The options for groupmod are:

  • -ggid. Specify the new numeric groupid for the group. This groupid must be a non-negative decimal integer less than MAXUID, as defined in /usr/include/sys/param.h.

  • -o. Allow the GID to be duplicated (nonunique).

  • -nname. Specify the new name for the group. The name argument is a string of no more than eight bytes consisting of characters from the set of lowercase alphabetic characters and numeric characters. A warning message will be written if these rules are not met. The name argument must contain at least one character and must not include a colon (:) or newline (\n).

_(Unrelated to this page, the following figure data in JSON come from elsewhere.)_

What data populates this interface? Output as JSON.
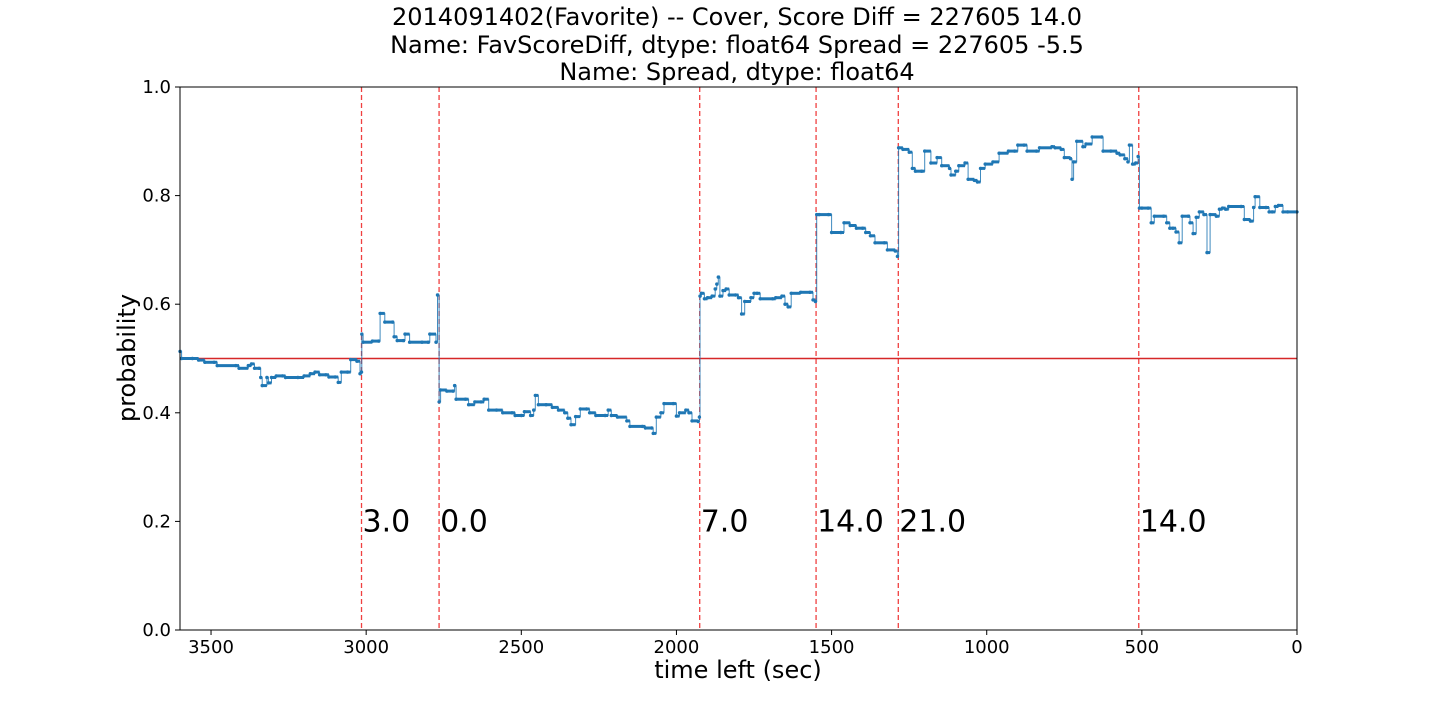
{
  "chart_data": {
    "type": "line",
    "title_lines": [
      "2014091402(Favorite) -- Cover, Score Diff = 227605    14.0",
      "Name: FavScoreDiff, dtype: float64 Spread = 227605   -5.5",
      "Name: Spread, dtype: float64"
    ],
    "xlabel": "time left (sec)",
    "ylabel": "probability",
    "xlim": [
      3600,
      0
    ],
    "ylim": [
      0.0,
      1.0
    ],
    "x_ticks": [
      3500,
      3000,
      2500,
      2000,
      1500,
      1000,
      500,
      0
    ],
    "y_ticks": [
      "0.0",
      "0.2",
      "0.4",
      "0.6",
      "0.8",
      "1.0"
    ],
    "hline": {
      "y": 0.5,
      "color": "#d62728"
    },
    "score_events": [
      {
        "x": 3015,
        "label": "3.0"
      },
      {
        "x": 2765,
        "label": "0.0"
      },
      {
        "x": 1925,
        "label": "7.0"
      },
      {
        "x": 1550,
        "label": "14.0"
      },
      {
        "x": 1285,
        "label": "21.0"
      },
      {
        "x": 510,
        "label": "14.0"
      }
    ],
    "score_label_y": 0.2,
    "series": [
      {
        "color": "#1f77b4",
        "points": [
          [
            3600,
            0.513
          ],
          [
            3595,
            0.5
          ],
          [
            3560,
            0.5
          ],
          [
            3540,
            0.497
          ],
          [
            3520,
            0.493
          ],
          [
            3490,
            0.493
          ],
          [
            3480,
            0.487
          ],
          [
            3420,
            0.487
          ],
          [
            3410,
            0.482
          ],
          [
            3380,
            0.487
          ],
          [
            3370,
            0.49
          ],
          [
            3360,
            0.482
          ],
          [
            3345,
            0.482
          ],
          [
            3340,
            0.465
          ],
          [
            3335,
            0.45
          ],
          [
            3320,
            0.465
          ],
          [
            3315,
            0.455
          ],
          [
            3305,
            0.465
          ],
          [
            3290,
            0.468
          ],
          [
            3270,
            0.468
          ],
          [
            3260,
            0.465
          ],
          [
            3220,
            0.465
          ],
          [
            3200,
            0.468
          ],
          [
            3180,
            0.472
          ],
          [
            3165,
            0.475
          ],
          [
            3150,
            0.47
          ],
          [
            3130,
            0.47
          ],
          [
            3120,
            0.466
          ],
          [
            3100,
            0.466
          ],
          [
            3090,
            0.456
          ],
          [
            3080,
            0.475
          ],
          [
            3060,
            0.475
          ],
          [
            3050,
            0.498
          ],
          [
            3030,
            0.495
          ],
          [
            3020,
            0.472
          ],
          [
            3015,
            0.475
          ],
          [
            3014,
            0.545
          ],
          [
            3010,
            0.53
          ],
          [
            2980,
            0.532
          ],
          [
            2960,
            0.532
          ],
          [
            2955,
            0.583
          ],
          [
            2940,
            0.567
          ],
          [
            2915,
            0.567
          ],
          [
            2910,
            0.54
          ],
          [
            2900,
            0.533
          ],
          [
            2880,
            0.533
          ],
          [
            2875,
            0.545
          ],
          [
            2860,
            0.53
          ],
          [
            2820,
            0.53
          ],
          [
            2800,
            0.53
          ],
          [
            2795,
            0.545
          ],
          [
            2775,
            0.53
          ],
          [
            2770,
            0.617
          ],
          [
            2765,
            0.42
          ],
          [
            2760,
            0.442
          ],
          [
            2740,
            0.44
          ],
          [
            2720,
            0.44
          ],
          [
            2715,
            0.45
          ],
          [
            2710,
            0.425
          ],
          [
            2680,
            0.425
          ],
          [
            2670,
            0.415
          ],
          [
            2650,
            0.42
          ],
          [
            2630,
            0.42
          ],
          [
            2620,
            0.425
          ],
          [
            2605,
            0.405
          ],
          [
            2580,
            0.405
          ],
          [
            2560,
            0.4
          ],
          [
            2530,
            0.4
          ],
          [
            2520,
            0.395
          ],
          [
            2500,
            0.395
          ],
          [
            2490,
            0.402
          ],
          [
            2470,
            0.395
          ],
          [
            2460,
            0.405
          ],
          [
            2455,
            0.432
          ],
          [
            2445,
            0.415
          ],
          [
            2420,
            0.415
          ],
          [
            2400,
            0.41
          ],
          [
            2380,
            0.405
          ],
          [
            2360,
            0.4
          ],
          [
            2350,
            0.39
          ],
          [
            2340,
            0.378
          ],
          [
            2325,
            0.393
          ],
          [
            2310,
            0.407
          ],
          [
            2290,
            0.407
          ],
          [
            2280,
            0.4
          ],
          [
            2260,
            0.395
          ],
          [
            2230,
            0.395
          ],
          [
            2220,
            0.405
          ],
          [
            2210,
            0.395
          ],
          [
            2190,
            0.392
          ],
          [
            2160,
            0.385
          ],
          [
            2150,
            0.375
          ],
          [
            2110,
            0.375
          ],
          [
            2100,
            0.372
          ],
          [
            2080,
            0.372
          ],
          [
            2075,
            0.362
          ],
          [
            2065,
            0.392
          ],
          [
            2050,
            0.4
          ],
          [
            2040,
            0.417
          ],
          [
            2010,
            0.417
          ],
          [
            2000,
            0.394
          ],
          [
            1990,
            0.4
          ],
          [
            1970,
            0.405
          ],
          [
            1960,
            0.4
          ],
          [
            1950,
            0.385
          ],
          [
            1930,
            0.384
          ],
          [
            1926,
            0.392
          ],
          [
            1924,
            0.615
          ],
          [
            1920,
            0.62
          ],
          [
            1910,
            0.61
          ],
          [
            1900,
            0.612
          ],
          [
            1885,
            0.615
          ],
          [
            1875,
            0.628
          ],
          [
            1870,
            0.637
          ],
          [
            1865,
            0.65
          ],
          [
            1860,
            0.615
          ],
          [
            1850,
            0.625
          ],
          [
            1840,
            0.628
          ],
          [
            1830,
            0.617
          ],
          [
            1810,
            0.617
          ],
          [
            1800,
            0.612
          ],
          [
            1790,
            0.582
          ],
          [
            1780,
            0.605
          ],
          [
            1760,
            0.612
          ],
          [
            1750,
            0.62
          ],
          [
            1740,
            0.62
          ],
          [
            1730,
            0.61
          ],
          [
            1690,
            0.61
          ],
          [
            1680,
            0.612
          ],
          [
            1660,
            0.615
          ],
          [
            1650,
            0.6
          ],
          [
            1640,
            0.595
          ],
          [
            1630,
            0.62
          ],
          [
            1600,
            0.622
          ],
          [
            1570,
            0.622
          ],
          [
            1560,
            0.608
          ],
          [
            1552,
            0.605
          ],
          [
            1548,
            0.765
          ],
          [
            1540,
            0.765
          ],
          [
            1510,
            0.765
          ],
          [
            1500,
            0.732
          ],
          [
            1470,
            0.732
          ],
          [
            1460,
            0.75
          ],
          [
            1440,
            0.745
          ],
          [
            1420,
            0.74
          ],
          [
            1400,
            0.74
          ],
          [
            1390,
            0.732
          ],
          [
            1375,
            0.726
          ],
          [
            1360,
            0.713
          ],
          [
            1330,
            0.713
          ],
          [
            1320,
            0.7
          ],
          [
            1295,
            0.698
          ],
          [
            1288,
            0.688
          ],
          [
            1284,
            0.888
          ],
          [
            1270,
            0.885
          ],
          [
            1250,
            0.88
          ],
          [
            1240,
            0.85
          ],
          [
            1230,
            0.845
          ],
          [
            1210,
            0.845
          ],
          [
            1200,
            0.882
          ],
          [
            1180,
            0.86
          ],
          [
            1160,
            0.87
          ],
          [
            1145,
            0.855
          ],
          [
            1120,
            0.85
          ],
          [
            1115,
            0.838
          ],
          [
            1100,
            0.845
          ],
          [
            1090,
            0.855
          ],
          [
            1070,
            0.86
          ],
          [
            1060,
            0.83
          ],
          [
            1040,
            0.828
          ],
          [
            1030,
            0.825
          ],
          [
            1020,
            0.85
          ],
          [
            1005,
            0.858
          ],
          [
            980,
            0.862
          ],
          [
            960,
            0.878
          ],
          [
            930,
            0.882
          ],
          [
            910,
            0.882
          ],
          [
            900,
            0.893
          ],
          [
            880,
            0.893
          ],
          [
            870,
            0.882
          ],
          [
            840,
            0.882
          ],
          [
            830,
            0.888
          ],
          [
            790,
            0.89
          ],
          [
            780,
            0.888
          ],
          [
            760,
            0.885
          ],
          [
            750,
            0.87
          ],
          [
            730,
            0.868
          ],
          [
            725,
            0.83
          ],
          [
            720,
            0.862
          ],
          [
            710,
            0.9
          ],
          [
            690,
            0.89
          ],
          [
            680,
            0.895
          ],
          [
            660,
            0.908
          ],
          [
            630,
            0.908
          ],
          [
            625,
            0.882
          ],
          [
            600,
            0.882
          ],
          [
            580,
            0.878
          ],
          [
            570,
            0.875
          ],
          [
            555,
            0.868
          ],
          [
            545,
            0.862
          ],
          [
            540,
            0.893
          ],
          [
            530,
            0.858
          ],
          [
            520,
            0.86
          ],
          [
            512,
            0.872
          ],
          [
            508,
            0.777
          ],
          [
            500,
            0.777
          ],
          [
            480,
            0.777
          ],
          [
            470,
            0.75
          ],
          [
            460,
            0.762
          ],
          [
            430,
            0.762
          ],
          [
            420,
            0.75
          ],
          [
            410,
            0.74
          ],
          [
            400,
            0.74
          ],
          [
            390,
            0.733
          ],
          [
            380,
            0.713
          ],
          [
            370,
            0.762
          ],
          [
            350,
            0.762
          ],
          [
            345,
            0.75
          ],
          [
            335,
            0.73
          ],
          [
            325,
            0.76
          ],
          [
            315,
            0.77
          ],
          [
            300,
            0.765
          ],
          [
            290,
            0.695
          ],
          [
            280,
            0.765
          ],
          [
            260,
            0.762
          ],
          [
            250,
            0.775
          ],
          [
            240,
            0.777
          ],
          [
            230,
            0.775
          ],
          [
            220,
            0.78
          ],
          [
            180,
            0.78
          ],
          [
            170,
            0.756
          ],
          [
            150,
            0.753
          ],
          [
            140,
            0.778
          ],
          [
            135,
            0.798
          ],
          [
            120,
            0.778
          ],
          [
            100,
            0.778
          ],
          [
            90,
            0.77
          ],
          [
            80,
            0.77
          ],
          [
            70,
            0.78
          ],
          [
            60,
            0.782
          ],
          [
            45,
            0.77
          ],
          [
            30,
            0.77
          ],
          [
            0,
            0.77
          ]
        ]
      }
    ]
  }
}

Some groupmod examples are shown here.

# groupmod –nsysadmins admins
#
# groupmod –g201 admins
#

In the first example, the group admins is renamed to sysadmins. In the second example, the group number for the group admins is changed to 201.

Exam Notes

Think About It . . .

You have upgraded an application that now expects its primary groupid to be a different value. The impact of changing the groupids on all of the associated files would be too great; instead, you want to change the number of the existing group. How would you do this?

Use the groupmod –g command to change the group number of an existing group. For example:

# groupmod –g420 finance
#

groupdel  Command

The groupdel command is used to remove a group from the system. The syntax for groupdel is groupdel group, where group is the existing group name to be deleted. An example is shown here.

# groupdel admins
#

In this example, the group admins is removed from the system.

Exam Notes

Think About It . . .

What are some of the advantages of using the user and group commands rather than Admintool?

You have more control with the user and group commands than with Admintool. Further, the user and group commands can be made part of shell scripts or custom programs, which can help to automate the process of adding, changing, and removing users. Also, repetitive changes can be put into a script (e.g., if the path to everyone's home directory has changed, then it would be easy to write a shell script to modify everyone's account very quickly; this would be very time consuming using Admintool).